End-to-End Prediction of Knee Osteoarthritis Progression With Multimodal Transformers.
Academic Article
Overview
abstract
Knee Osteoarthritis (KOA) is a prevalent chronic musculoskeletal condition with no currently available treatment. Predicting its progression is difficult due to its varied manifestation. Recent studies highlight the potential of using multimodal data and Deep Learning (DL) for prediction, though evidence is still emerging. In our study, we leveraged DL, specifically, a Transformer model, to fuse multimodal knee imaging data.
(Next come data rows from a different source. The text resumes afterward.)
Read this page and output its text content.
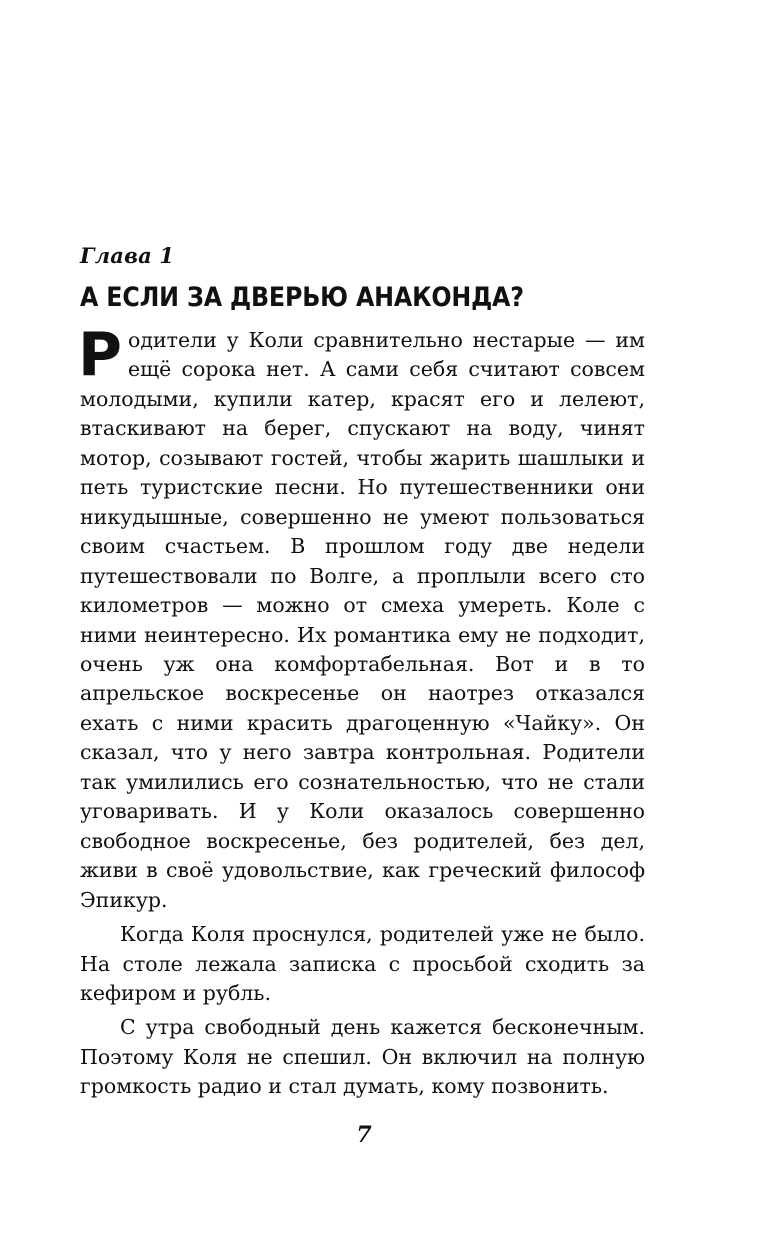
Глава 1
А ЕСЛИ ЗА ДВЕРЬЮ АНАКОНДА?

Родители у Коли сравнительно нестарые — им ещё сорока нет. А сами себя считают совсем молодыми, купили катер, красят его и лелеют, втаскивают на берег, спускают на воду, чинят мотор, созывают гостей, чтобы жарить шашлыки и петь туристские песни. Но путешественники они никудышные, совершенно не умеют пользоваться своим счастьем. В прошлом году две недели путешествовали по Волге, а проплыли всего сто километров — можно от смеха умереть. Коле с ними неинтересно. Их романтика ему не подходит, очень уж она комфортабельная. Вот и в то апрельское воскресенье он наотрез отказался ехать с ними красить драгоценную «Чайку». Он сказал, что у него завтра контрольная. Родители так умилились его сознательностью, что не стали уговаривать. И у Коли оказалось совершенно свободное воскресенье, без родителей, без дел, живи в своё удовольствие, как греческий философ Эпикур.

Когда Коля проснулся, родителей уже не было. На столе лежала записка с просьбой сходить за кефиром и рубль.

С утра свободный день кажется бесконечным. Поэтому Коля не спешил. Он включил на полную громкость радио и стал думать, кому позвонить.

7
We analyzed its performance across different progression horizons - from short-term to long-term - using a large dataset (n = 3967/2421) from the Osteoarthritis Initiative. We show that structural knee MRI allows identifying radiographic KOA progressors on par with multimodal fusion approaches, achieving an area under the ROC curve (ROC AUC) of 0.70-0.76 and Average Precision (AP) of 0.15-0.54 in horizons from 2 to 8 years. Multimodal approach using X-ray, structural and compositional MR images was more effective for predicting 1-year progression, achieving a ROC AUC of 0.76 (0.04) and AP of 0.13 (0.04). Our follow-up analysis suggests that prediction from the imaging data is particularly accurate for post-traumatic cases, and we further investigate which subject subgroups may benefit the most. The study offers new insights into multimodal imaging of KOA and brings a unified data-driven framework for studying its progression end-to-end, providing new tools to enhance clinical trial design. The source code of our framework and the pre-trained models are made publicly available.